Mehr Geld für kurze Namen

Ob und wie sehr der Vorname die Persönlichkeit oder den Lebenslauf beeinflusst, darüber herrscht Uneinigkeit. Sicher ist: Es gibt immer wieder Studien und Befragungen, die einen Zusammenhang sehen.

So soll sich der Vorname auf das Einkommen auswirken. Die US-Jobvermittlungsplattform The Ladders will eruiert haben, dass kurze Namen mehr Geld bedeuten. Joe wäre also eine Möglichkeit. Oder besser Jo, denn jeder Buchstabe weniger erhöht das Jahresgehalt um durchschnittlich rund 3200 Franken.

Psychologen der Humboldt-Universität in Berlin nahmen sich dem Einfluss von Vornamen im Online-Dating  an. Sie fanden heraus, dass die Profile von deutschen, österreichischen und Schweizer Männern mit den positiv konnotierten Vornamen Alexander oder Lukas um ein Vielfaches häufiger von Interessentinnen angeschaut wurden als diejenigen von Kevins. Chantals hatten ebenfalls wenig Erfolg in der Plattform-Liebe, während sich die Namen Charlotte oder Hannah als attraktiv für Suchende erwiesen.
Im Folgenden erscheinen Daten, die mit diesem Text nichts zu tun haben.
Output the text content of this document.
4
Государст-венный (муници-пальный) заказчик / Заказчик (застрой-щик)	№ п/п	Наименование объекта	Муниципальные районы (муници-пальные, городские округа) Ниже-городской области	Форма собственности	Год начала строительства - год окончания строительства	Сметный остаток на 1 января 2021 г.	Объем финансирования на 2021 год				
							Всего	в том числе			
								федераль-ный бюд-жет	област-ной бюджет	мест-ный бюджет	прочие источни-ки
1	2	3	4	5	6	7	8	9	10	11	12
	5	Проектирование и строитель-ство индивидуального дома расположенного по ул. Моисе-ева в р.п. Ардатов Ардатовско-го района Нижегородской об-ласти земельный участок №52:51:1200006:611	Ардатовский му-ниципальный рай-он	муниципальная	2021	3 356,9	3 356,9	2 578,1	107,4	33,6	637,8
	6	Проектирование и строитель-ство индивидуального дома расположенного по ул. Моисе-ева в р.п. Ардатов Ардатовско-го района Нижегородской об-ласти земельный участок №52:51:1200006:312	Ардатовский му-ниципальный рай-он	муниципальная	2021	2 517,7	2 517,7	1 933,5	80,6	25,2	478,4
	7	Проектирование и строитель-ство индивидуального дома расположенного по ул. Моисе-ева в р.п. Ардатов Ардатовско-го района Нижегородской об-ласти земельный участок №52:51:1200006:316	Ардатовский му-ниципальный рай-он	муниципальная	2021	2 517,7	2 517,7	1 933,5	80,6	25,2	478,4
Auch die Lehrer scheinen nicht gefeit vor Vorurteilen. Im Rahmen einer Masterarbeit an der Universität Oldenburg befragte eine Studentin Lehrpersonen zu Vornamen: Justin, Kevin oder Marvin, Angelina oder Chantal schnitten schlecht ab, während die Lehrpersonen Charlotte, Marie oder Emma, Alexander, Simon oder Jakob mit eher freundlich und leistungsstark verbanden.

Wenn die Region eine Rolle spielt

Gabriele Rodriguez gibt allerdings zu bedenken, dass bei der Beurteilung von Vornamen immer mehrere Faktoren eine Rolle spielen, etwa die Zeit und die Region. Sie erinnert sich an einen jungen Mann, der aus dem Norden Deutschlands kam und dort mit seinem Namen – Malte – völlig zufrieden war. Als er aber in den Süden des Landes zog, schrieben ihn die Leute in Mails ständig als Frau an. «Ein Name kann in einer Region total üblich und beliebt sein, in einer anderen aber unbekannt und entsprechend irritierend», erklärt Rodriguez. Die Schweiz mit ihren Sprachregionen ist dafür ebenfalls prädestiniert: So sind die im Bündnerland sehr beliebten Namen Fadri oder Niculin im Unterland wenig bekannt. 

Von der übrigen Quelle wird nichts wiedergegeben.